いや、油断してたら、きっとあっという間に抜かされる

B: 石神教官です

サトコ

「私が目指すのは、石神教官です」

後藤

そうか‥目標は一緒だな

サトコ

「ふふ、冗談ですよ」

後藤

冗談?石神さんが目標じゃないのか?

サトコ

「私の目標は後藤さんです。最初から追いかけているのは、後藤さんの背中だけですから」

後藤

‥そうか。それなら、俺ももっと頑張らないとな

C: 難波室長です

サトコ

「私が目指すのは、難波室長です」

後藤

難波さんか‥なかなか高い目標を掲げたな。目標を高く持つことはいいことだが

サトコ

「というのは、冗談です」

後藤

冗談?

サトコ

「私の目標は後藤さんです。私は後藤さんの背中を追いかけて公安刑事になったんですから」

後藤

そうか‥そう言われたら、俺ももっと頑張らないとな

後藤

アンタが俺を目標にするなら‥俺ももっと上を目指すようになる‥

アンタは凄いな。

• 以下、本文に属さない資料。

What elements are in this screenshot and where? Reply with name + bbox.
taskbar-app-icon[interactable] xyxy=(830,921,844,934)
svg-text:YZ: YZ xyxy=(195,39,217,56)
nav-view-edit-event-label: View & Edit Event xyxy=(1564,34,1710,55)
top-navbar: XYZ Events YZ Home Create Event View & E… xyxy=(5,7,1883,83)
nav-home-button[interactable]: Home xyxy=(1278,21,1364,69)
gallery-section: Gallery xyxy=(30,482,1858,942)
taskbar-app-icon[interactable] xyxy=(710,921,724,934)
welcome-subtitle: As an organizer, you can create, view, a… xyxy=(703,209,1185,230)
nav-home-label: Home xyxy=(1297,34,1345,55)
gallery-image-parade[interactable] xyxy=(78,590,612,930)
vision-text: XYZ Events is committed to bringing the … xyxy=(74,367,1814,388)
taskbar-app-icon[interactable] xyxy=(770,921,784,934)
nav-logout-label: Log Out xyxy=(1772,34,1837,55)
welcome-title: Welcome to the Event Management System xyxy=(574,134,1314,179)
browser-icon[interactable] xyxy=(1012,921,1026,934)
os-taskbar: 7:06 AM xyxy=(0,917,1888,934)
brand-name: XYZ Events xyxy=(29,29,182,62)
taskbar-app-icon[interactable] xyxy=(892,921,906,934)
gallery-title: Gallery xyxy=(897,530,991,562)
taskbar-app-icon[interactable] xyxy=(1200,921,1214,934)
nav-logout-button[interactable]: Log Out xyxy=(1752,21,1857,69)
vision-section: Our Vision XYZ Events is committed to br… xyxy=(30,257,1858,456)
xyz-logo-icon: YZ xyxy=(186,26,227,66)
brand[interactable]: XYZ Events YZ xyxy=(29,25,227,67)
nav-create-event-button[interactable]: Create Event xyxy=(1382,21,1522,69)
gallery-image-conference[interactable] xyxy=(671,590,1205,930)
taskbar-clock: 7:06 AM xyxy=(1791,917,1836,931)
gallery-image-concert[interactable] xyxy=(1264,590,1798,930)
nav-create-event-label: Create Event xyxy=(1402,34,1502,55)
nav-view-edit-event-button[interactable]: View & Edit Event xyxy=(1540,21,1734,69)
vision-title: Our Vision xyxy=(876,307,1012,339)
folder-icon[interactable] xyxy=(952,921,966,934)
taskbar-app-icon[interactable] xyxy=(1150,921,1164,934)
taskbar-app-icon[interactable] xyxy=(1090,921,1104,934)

どれだけ、俺の力になるつもりだ?

サトコ

「ん‥」

後藤さんに唇をふさがれ、ゆっくりとソファに押し倒される。

サトコ

「もっと力になりたいです‥プライベートでも、仕事でも‥」

後藤

サトコから力を貰えば‥きっと俺も、もっと上まで行けるはずだ

一緒に行こう‥俺と、アンタで

サトコ

「はい‥!」

公安刑事としても、プライベートでも後藤さんの相棒と呼ばれるようになりたい。

(そのためには‥訓練も大事だけど、二人きりの時間も大事だよね)

少し自分を甘やかしている気がしたけれど、後藤さんの口づけの方がもっと甘くて‥

後藤

‥いいか?

サトコ

「え?」

後藤

ずっと我慢してた。こうやってサトコを抱きしめるのを‥

サトコ

「後藤、さん‥」

(そんな風に言われたら‥)

サトコ

「私もずっと‥我慢してました。後藤さんに、ずっとこうして欲しかった‥」

後藤

いくらでも抱きしめてやる

サトコ

「んっ‥」

抱きしめる腕の強さはそのままに、私の肌のあちこちにキスが落とされていく。

いつもより性急な手に感じられたけれど、それが後藤さんの気持ちなのだと思うと肌が熱くなる。

後藤

何十年先も、アンタを‥

後藤さんの囁きは私の耳には届かず、消えていく。

プロポーズだけが未来を契る言葉ではない。

もっとたくさんの大切な言葉を後藤さんから受け取って‥

私は彼との未来を思い描きながら歩んでいく。